On doubly graceful permutations A permutation $\sigma\in\mathfrak S_n$ is _graceful_ if $$\\{|\sigma(i+1)-\sigma(i)| \text{ with } 1\leq i\leq n\\}=\\{1,2,\ldots,n-1\\}$$ (terminology coming from a more general definition in graph theory). From the definition, it follows that if $\sigma$ is graceful and we set $\tau(i)=|\sigma(i+1)-\sigma(i)|$ for $i=1,\ldots,n-1$, then $\tau$ is a permutation (in $\mathfrak S_{n-1}$). This made me wonder about those $\sigma$'s such that $\tau$ is again graceful – I would call them doubly graceful.

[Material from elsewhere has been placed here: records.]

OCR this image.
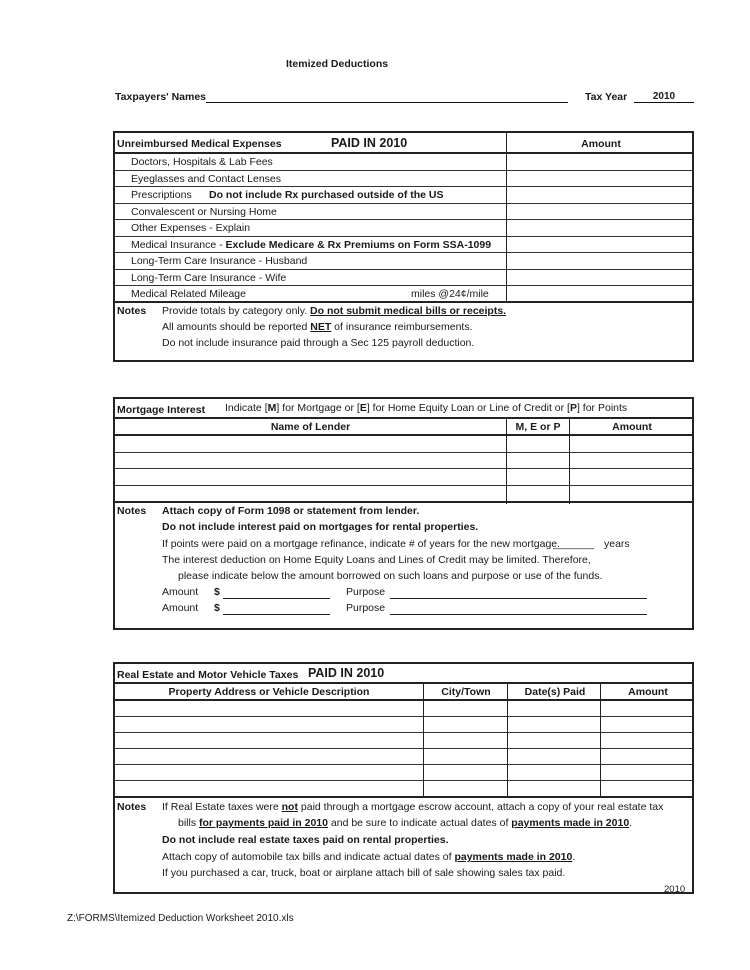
Itemized Deductions
Taxpayers' Names	Tax Year	2010
Unreimbursed Medical Expenses	PAID IN 2010	Amount
Doctors, Hospitals & Lab Fees
Eyeglasses and Contact Lenses
Prescriptions Do not include Rx purchased outside of the US
Convalescent or Nursing Home
Other Expenses - Explain
Medical Insurance - Exclude Medicare & Rx Premiums on Form SSA-1099
Long-Term Care Insurance - Husband
Long-Term Care Insurance - Wife
Medical Related Mileage	miles @24¢/mile
Notes Provide totals by category only. Do not submit medical bills or receipts.
All amounts should be reported NET of insurance reimbursements.
Do not include insurance paid through a Sec 125 payroll deduction.
Mortgage Interest Indicate [M] for Mortgage or [E] for Home Equity Loan or Line of Credit or [P] for Points
Name of Lender	M, E or P	Amount
Notes Attach copy of Form 1098 or statement from lender.
Do not include interest paid on mortgages for rental properties.
If points were paid on a mortgage refinance, indicate # of years for the new mortgage.
_______ years
The interest deduction on Home Equity Loans and Lines of Credit may be limited. Therefore,
please indicate below the amount borrowed on such loans and purpose or use of the funds.
Amount $	Purpose
Amount $	Purpose
Real Estate and Motor Vehicle Taxes PAID IN 2010
Property Address or Vehicle Description	City/Town	Date(s) Paid	Amount
Notes If Real Estate taxes were not paid through a mortgage escrow account, attach a copy of your real estate tax
bills for payments paid in 2010 and be sure to indicate actual dates of payments made in 2010.
Do not include real estate taxes paid on rental properties.
Attach copy of automobile tax bills and indicate actual dates of payments made in 2010.
If you purchased a car, truck, boat or airplane attach bill of sale showing sales tax paid.
2010
Z:\FORMS\Itemized Deduction Worksheet 2010.xls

For instance, this is clearly the case for $\sigma=[1,3,2]$. I ran tests showing there are no doubly graceful permutations for $n=4$ to 9. I could not find anything in the literature and I'm no expert of permutations nor graphs, so... **Question 1:** Are there any doubly graceful permutations for $n>3$? (I hope this is not too trivial) **Question 2:** Has anybody considered this before?

Consider how a graceful permutation in $S_n$ looks. The difference $n-1$ can only be realized by $1,n$ (or its reflection). The difference $n-2$ is then realized either by $n-1,1,n$ or by $1,n,2$. In order to realize $n-3$, we need to extend this to either $2,n-1,1,n$ or $n-1,1,n,3$ or $1,n,2,n-1$ or $n-2,1,n,2$.

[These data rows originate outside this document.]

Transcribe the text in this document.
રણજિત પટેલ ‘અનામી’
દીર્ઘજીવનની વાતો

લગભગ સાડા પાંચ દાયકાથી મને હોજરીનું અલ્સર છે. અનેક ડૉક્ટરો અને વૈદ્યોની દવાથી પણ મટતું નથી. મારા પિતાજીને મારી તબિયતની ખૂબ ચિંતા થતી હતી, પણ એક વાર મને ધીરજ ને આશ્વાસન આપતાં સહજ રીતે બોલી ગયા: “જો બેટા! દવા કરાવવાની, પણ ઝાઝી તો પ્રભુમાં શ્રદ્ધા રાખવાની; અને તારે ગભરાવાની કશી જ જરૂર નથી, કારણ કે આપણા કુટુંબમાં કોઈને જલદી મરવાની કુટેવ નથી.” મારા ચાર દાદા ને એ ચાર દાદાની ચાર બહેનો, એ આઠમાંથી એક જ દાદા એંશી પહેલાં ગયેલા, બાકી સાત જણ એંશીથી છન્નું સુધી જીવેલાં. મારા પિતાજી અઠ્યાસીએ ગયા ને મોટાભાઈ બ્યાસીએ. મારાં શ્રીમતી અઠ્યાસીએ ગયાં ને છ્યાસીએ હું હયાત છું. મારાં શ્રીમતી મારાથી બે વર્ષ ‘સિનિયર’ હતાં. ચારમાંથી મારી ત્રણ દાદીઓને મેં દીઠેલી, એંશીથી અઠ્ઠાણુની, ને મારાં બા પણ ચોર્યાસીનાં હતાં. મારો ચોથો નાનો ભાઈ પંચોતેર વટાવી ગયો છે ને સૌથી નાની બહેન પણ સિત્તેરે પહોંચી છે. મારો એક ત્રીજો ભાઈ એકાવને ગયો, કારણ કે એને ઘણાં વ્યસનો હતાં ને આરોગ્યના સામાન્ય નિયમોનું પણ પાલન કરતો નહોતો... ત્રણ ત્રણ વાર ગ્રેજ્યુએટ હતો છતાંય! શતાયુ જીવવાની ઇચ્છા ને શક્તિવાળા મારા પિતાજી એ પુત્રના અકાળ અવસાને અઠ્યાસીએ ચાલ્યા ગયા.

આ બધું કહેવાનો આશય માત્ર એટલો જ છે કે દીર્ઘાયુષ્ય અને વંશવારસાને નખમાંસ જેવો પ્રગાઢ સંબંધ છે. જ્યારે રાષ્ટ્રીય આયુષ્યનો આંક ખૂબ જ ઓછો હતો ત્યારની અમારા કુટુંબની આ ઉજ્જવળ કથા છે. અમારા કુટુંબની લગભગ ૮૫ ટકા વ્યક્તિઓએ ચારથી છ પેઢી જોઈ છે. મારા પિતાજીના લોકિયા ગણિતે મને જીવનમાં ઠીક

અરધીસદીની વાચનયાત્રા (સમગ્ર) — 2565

Consider now the difference sequence: it is either $n-3,n-2,n-1$ or $n-2,n-1,n-3$ or $n-1,n-2,n-3$ or $n-3,n-1,n-2$. The first and third options have double difference sequence $1,1$, so the corresponding permutation cannot be double graceful. The second and fourth option have $n-1$ next to $n-2$ and $n-3$, so for that permutation to be graceful, either $n-2=1$ or $n-3=1$, i.e. either $n=3$ or $n=4$. The case $n=4$ can be ruled out by brute force.